Roderick Robinson said...

It seems to me you have found the only answer to your medical situation. And that's to write about it. But there's rather more to it than that bald statement.

The subject is inescapable. It occupies your body and therefore it occupies your mind. To ignore it would be the equivalent of ignoring a real live elephant in your room: snorting, blowing dust down its back and twitching its ears forward to detect the clumping feet of a flea. No mere metaphor.

Hannah Arendt came up with that memorable phrase "the banality of evil". Which we may adapt: illness is equally banal. Thus, if we are to write about illness we must somehow transcend its failings as a subject. There's a risk that illness's repetitiveness, its malignity and randomness may become boring and we must avoid that. And we avoid it (I should say: you avoid it) by concentrating on the quality of how we write. In brief: our style. "The familiar roar of illness" is stylish, vivid and as far as I can judge, truthful. Good on yer.

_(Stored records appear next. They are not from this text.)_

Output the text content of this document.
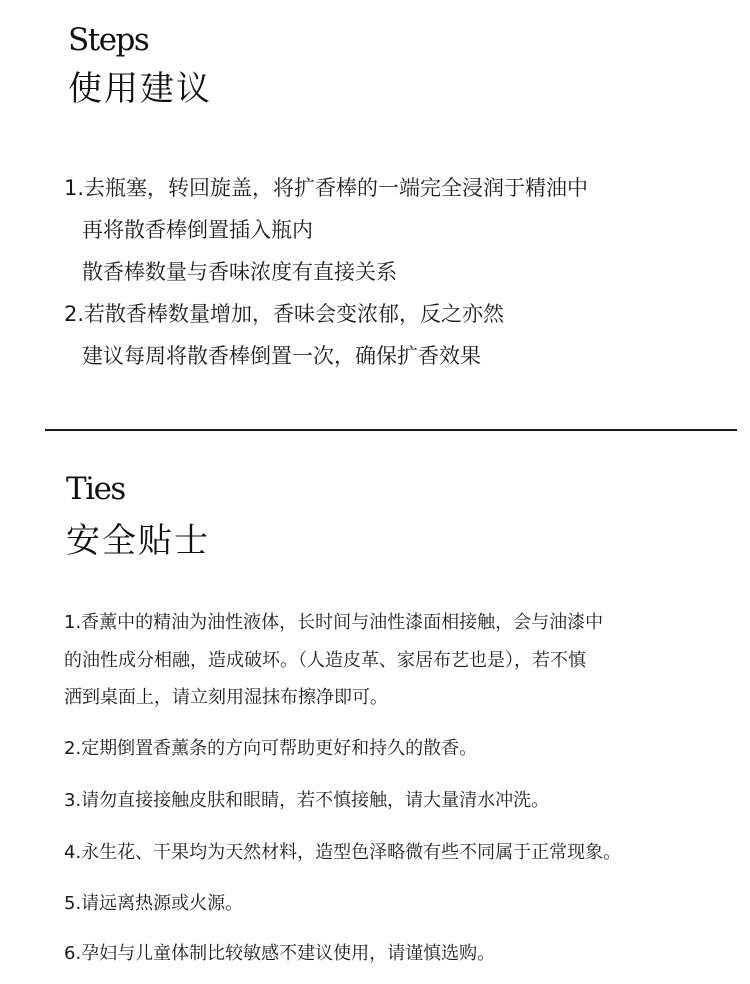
Steps
使用建议
1.去瓶塞，转回旋盖，将扩香棒的一端完全浸润于精油中
再将散香棒倒置插入瓶内
散香棒数量与香味浓度有直接关系
2.若散香棒数量增加，香味会变浓郁，反之亦然
建议每周将散香棒倒置一次，确保扩香效果
Ties
安全贴士
1.香薰中的精油为油性液体，长时间与油性漆面相接触，会与油漆中
的油性成分相融，造成破坏。（人造皮革、家居布艺也是），若不慎
洒到桌面上，请立刻用湿抹布擦净即可。
2.定期倒置香薰条的方向可帮助更好和持久的散香。
3.请勿直接接触皮肤和眼睛，若不慎接触，请大量清水冲洗。
4.永生花、干果均为天然材料，造型色泽略微有些不同属于正常现象。
5.请远离热源或火源。
6.孕妇与儿童体制比较敏感不建议使用，请谨慎选购。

Selectivity is often at the heart of style. The illustrative phrases in the para beginning "I once lived a wild life.." are disparate and finally comical. Way to go.

My comment is of course totally unnecessary. You've identified the problem and you're applying the solution. I just wanted to utter a qualified, somewhat academic version of "Hurray".

Colette said...

The photos knocked me out. I am so happy for the things you have done and the person you are. I want more for you.

A said...

What a poignant, scary, beautiful post.

37paddington said...

I am glad you write. I am glad to be here, waiting, living, alongside you.